President Biden on Friday awarded national medals to five Nashville police officers and seven U.S. Army veterans honoring their brave actions.
Officers who responded to a deadly school shooting in 2023 were among eight recipients of the Medal of Valor, the nation’s highest award for valor given by public safety officials. The president said he presented the award in recognition of police officers’ selfless actions in saving or protecting lives.
“They saved children. They saved people in serious distress,” Biden told reporters after an Oval Office event closed to the public. “They literally put their lives at risk. Some of them were at a point where they wondered how they could have had that courage.”
Late Friday, President Biden read the names of seven recipients of the Medal of Honor, the military’s highest decoration, and solemnly observed his final announcement as commander-in-chief.
“These are the true core heroes. “Heroes of different classes, different positions and even different generations, but they are all heroes who go above and beyond the call of duty,” he said.
Six of them were honored posthumously, with relatives receiving medals on their behalf. This included five Korean War veterans. Bruno R. Orig, Pfc. Corporal Wataru Nakamura Fred B. McGee Privates Charles R. Johnson and Richard E. Cavazos (then Lieutenant) and Vietnam War veteran Hugh R. Nelson Jr.
The crowd stood and applauded when the only living recipient, Specialist Class 4 Kenneth J. David, received his medal from Mr. Biden.
The officers who received medals of valor on Friday were part of a group that rushed to Covenant School, a private Christian school in Nashville, minutes after the school’s first 911 call in March 2023. Three 9-year-old students and three staff members were killed in the shooting.
Law enforcement officers, families and staff at the school praised the police department’s response, which stopped further massacres. Body camera footage shows officers quickly rushing to the school to confront the assailant, killing him about 14 minutes after the first report.
Some of the officers were assigned to a station near the school, while others happened to be in the area and responded to the call.

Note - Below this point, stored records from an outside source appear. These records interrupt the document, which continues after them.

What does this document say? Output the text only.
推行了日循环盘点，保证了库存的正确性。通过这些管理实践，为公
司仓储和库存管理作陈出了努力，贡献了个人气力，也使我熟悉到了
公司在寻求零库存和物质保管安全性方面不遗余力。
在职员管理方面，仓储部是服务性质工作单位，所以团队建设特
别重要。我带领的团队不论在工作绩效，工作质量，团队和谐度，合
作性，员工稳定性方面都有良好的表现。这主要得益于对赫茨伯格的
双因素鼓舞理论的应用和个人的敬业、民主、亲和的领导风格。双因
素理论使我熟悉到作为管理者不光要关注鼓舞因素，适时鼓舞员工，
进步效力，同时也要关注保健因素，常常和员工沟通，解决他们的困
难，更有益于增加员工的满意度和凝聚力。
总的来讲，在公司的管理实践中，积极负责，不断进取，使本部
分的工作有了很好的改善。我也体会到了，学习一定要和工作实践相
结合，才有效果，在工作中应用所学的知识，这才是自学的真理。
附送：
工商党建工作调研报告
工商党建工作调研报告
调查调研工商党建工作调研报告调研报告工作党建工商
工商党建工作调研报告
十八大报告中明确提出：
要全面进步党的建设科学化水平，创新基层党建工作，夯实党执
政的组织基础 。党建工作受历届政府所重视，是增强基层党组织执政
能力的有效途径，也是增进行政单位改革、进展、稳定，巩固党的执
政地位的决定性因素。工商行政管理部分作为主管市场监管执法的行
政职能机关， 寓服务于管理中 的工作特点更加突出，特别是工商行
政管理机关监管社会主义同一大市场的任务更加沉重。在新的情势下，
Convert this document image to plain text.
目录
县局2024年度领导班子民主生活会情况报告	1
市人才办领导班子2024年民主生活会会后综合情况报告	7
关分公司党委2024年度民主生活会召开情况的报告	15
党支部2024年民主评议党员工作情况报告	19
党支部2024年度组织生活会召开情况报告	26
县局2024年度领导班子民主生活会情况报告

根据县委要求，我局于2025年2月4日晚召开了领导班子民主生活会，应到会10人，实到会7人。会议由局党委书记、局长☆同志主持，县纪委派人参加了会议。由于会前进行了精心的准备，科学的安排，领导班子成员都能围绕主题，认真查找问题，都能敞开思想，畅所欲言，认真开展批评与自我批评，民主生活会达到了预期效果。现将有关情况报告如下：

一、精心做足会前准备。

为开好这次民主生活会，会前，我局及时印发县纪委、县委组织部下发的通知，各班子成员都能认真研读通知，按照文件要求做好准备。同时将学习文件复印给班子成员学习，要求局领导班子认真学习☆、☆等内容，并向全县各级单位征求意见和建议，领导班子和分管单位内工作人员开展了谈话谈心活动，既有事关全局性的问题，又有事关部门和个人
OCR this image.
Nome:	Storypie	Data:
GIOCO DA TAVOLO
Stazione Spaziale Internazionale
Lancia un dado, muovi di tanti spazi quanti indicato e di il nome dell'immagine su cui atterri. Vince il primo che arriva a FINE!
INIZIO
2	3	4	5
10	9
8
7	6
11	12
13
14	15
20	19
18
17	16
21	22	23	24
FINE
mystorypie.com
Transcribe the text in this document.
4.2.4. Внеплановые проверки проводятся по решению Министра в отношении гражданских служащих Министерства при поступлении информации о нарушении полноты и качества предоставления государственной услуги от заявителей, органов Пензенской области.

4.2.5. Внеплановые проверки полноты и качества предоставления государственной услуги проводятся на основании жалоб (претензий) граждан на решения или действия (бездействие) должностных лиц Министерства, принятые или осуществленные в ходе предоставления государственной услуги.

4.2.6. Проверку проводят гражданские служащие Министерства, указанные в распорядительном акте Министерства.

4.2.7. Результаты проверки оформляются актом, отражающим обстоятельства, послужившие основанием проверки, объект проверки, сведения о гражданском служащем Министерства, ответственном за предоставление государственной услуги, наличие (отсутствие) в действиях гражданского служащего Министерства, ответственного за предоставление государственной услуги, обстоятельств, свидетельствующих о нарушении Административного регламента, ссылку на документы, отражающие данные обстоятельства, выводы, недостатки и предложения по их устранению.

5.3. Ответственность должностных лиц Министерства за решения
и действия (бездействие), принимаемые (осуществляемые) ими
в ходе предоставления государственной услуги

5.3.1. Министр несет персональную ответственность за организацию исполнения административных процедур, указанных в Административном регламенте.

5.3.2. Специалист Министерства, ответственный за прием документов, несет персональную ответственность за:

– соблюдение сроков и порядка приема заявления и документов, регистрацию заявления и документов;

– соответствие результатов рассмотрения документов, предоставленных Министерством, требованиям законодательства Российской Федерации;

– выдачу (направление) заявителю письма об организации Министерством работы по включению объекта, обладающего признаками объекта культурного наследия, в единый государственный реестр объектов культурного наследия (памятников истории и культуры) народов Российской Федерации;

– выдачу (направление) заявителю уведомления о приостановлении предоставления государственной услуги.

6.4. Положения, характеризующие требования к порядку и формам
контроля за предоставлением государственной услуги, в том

Speaking with reporters after the shooting, Sgt. “Our job is to run toward it,” said Jeff Mattis, one of the officers, a sentiment the White House emphasized in announcing the winners.
“We all walked over the victim,” he said, detailing what happened. “To this day, I don’t know how we did it morally, but the training began.”
The Medal of Valor is one of several national, state and local recognitions awarded to the group. Families of the surviving students also credited the men with helping their children survive.
“They deserve the world,” said Sarah Shoop Neumann, a parent of a Covenant student who has become an outspoken gun control advocate since the shooting.
Presenting the award was a source of personal pride for Mr. Biden, who as a senator co-sponsored legislation establishing the medal in 2001. He frequently presented awards while serving as Vice President under President Barack Obama.
Mr. Biden awarded two more medals of valor on Friday to Lieutenants Brendan Gaffney and John Vanderstar of the New York Fire Department for rescuing children from burning buildings in separate incidents. The final medal was awarded to Sgt. Tu Tran, a Lincoln, Nebraska, police officer who rescued a drowning woman from a car full of water in February.
Along with medals recognizing their contributions, the president on Friday congratulated recipients of the National Medal of Science and the National Medal of Technology and Innovation for breakthroughs in climate science, medicine and astrophysics.
President Biden awarded the National Medal of Technology to Moderna and Pfizer for their work developing coronavirus vaccines during the pandemic, joining 23 recipients of one of the two awards. and Innovation Organization).